The guidelines listed in MMWR recommend mosquito avoidance for pregnant women who must travel to regions where Zika virus is active. Pregnant women should be advised to wear long-sleeved shirts and long pants, use EPA-registered insect repellents, use permethrin-treated gear and clothing, and sleep in screened or air-conditioned areas.

Physicians are advised to inquire about recent travel when caring for pregnant women. Women who indicate they have traveled to a Zika-endemic area should be evaluated and tested for the presence of the virus. Physicians are advised also to test for dengue and chikungunya due to their similar clinical presentations. Testing for Zika virus should be conducted on symptomatic patients via maternal serum evaluation using reverse transcription-PCR. Immunoglobulin M and neutralizing antibody testing should be performed 4 days after initial symptoms occur. The guidelines note that testing of asymptomatic pregnant women is not advised unless there is suspicion of fetal microcephaly.
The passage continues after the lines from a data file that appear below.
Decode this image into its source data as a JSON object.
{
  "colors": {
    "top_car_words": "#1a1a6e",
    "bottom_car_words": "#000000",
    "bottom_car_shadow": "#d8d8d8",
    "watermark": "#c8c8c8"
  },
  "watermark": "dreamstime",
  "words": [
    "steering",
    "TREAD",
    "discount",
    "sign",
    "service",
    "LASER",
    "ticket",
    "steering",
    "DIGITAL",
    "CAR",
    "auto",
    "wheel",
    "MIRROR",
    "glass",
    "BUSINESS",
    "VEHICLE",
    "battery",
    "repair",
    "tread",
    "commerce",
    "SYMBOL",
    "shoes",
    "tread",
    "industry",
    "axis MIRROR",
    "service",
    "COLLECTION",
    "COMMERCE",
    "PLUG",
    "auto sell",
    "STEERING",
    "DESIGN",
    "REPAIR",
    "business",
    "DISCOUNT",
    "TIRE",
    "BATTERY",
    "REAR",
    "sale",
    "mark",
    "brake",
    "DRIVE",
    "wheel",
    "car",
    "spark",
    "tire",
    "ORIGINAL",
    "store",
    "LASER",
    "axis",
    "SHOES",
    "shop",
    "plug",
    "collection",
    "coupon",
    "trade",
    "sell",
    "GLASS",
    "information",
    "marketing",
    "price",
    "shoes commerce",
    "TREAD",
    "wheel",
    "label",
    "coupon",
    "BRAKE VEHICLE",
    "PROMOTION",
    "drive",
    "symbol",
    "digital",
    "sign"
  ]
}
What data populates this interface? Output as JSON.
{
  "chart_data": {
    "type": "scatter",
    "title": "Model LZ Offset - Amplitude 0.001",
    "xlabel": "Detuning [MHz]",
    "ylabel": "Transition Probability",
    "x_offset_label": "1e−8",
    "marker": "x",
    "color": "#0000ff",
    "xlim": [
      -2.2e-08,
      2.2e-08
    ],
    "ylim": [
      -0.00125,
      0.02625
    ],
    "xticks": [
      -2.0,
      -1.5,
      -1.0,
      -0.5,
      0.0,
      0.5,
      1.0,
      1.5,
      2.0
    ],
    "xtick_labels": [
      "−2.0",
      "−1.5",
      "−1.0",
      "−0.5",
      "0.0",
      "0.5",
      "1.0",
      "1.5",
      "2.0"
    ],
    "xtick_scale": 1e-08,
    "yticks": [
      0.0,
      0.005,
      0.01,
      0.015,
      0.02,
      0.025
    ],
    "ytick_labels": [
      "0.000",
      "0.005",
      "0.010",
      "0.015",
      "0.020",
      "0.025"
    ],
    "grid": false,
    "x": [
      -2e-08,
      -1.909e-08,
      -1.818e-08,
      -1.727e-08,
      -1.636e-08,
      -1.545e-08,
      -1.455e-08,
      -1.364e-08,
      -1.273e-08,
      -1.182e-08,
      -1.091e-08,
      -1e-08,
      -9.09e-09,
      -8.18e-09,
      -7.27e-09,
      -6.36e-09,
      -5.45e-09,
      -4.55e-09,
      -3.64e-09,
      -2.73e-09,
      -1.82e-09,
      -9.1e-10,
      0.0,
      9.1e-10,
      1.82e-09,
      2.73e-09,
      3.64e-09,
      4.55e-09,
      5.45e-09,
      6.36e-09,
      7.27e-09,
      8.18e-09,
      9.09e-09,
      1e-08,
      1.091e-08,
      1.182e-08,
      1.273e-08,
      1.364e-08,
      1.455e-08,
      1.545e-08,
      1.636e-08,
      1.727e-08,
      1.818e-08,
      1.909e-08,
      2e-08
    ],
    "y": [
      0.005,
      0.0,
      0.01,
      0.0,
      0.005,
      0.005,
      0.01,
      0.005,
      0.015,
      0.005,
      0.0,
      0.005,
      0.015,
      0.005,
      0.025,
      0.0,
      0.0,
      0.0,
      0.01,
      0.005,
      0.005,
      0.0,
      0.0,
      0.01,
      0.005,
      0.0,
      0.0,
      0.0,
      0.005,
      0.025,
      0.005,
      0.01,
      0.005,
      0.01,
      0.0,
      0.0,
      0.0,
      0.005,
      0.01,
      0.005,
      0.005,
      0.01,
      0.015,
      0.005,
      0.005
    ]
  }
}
The report also said the CDC is developing guidelines to address caring for infants with confirmed Zika virus.

According to Brien, Zika diagnostic alertness is required of all U.S. physicians during the transition into the summer months.

“It is reasonable to assume that the Zika virus will be seen in the continental U.S. sooner or later,” Brien said. “In a highly mobile world community, where within 48 hours, one can literally travel half-way around the world, a traveler can board a plane in one of the endemic countries while well, but incubating the virus, and be viremic after arrival. Then, just as with other mosquito-borne diseases, all it takes is for the infected person to pass the virus on to an uninfected mosquito for it to be transmitted to others, who might not otherwise be at risk.” – by David Costill

Disclosure: The researchers report no relevant financial disclosures.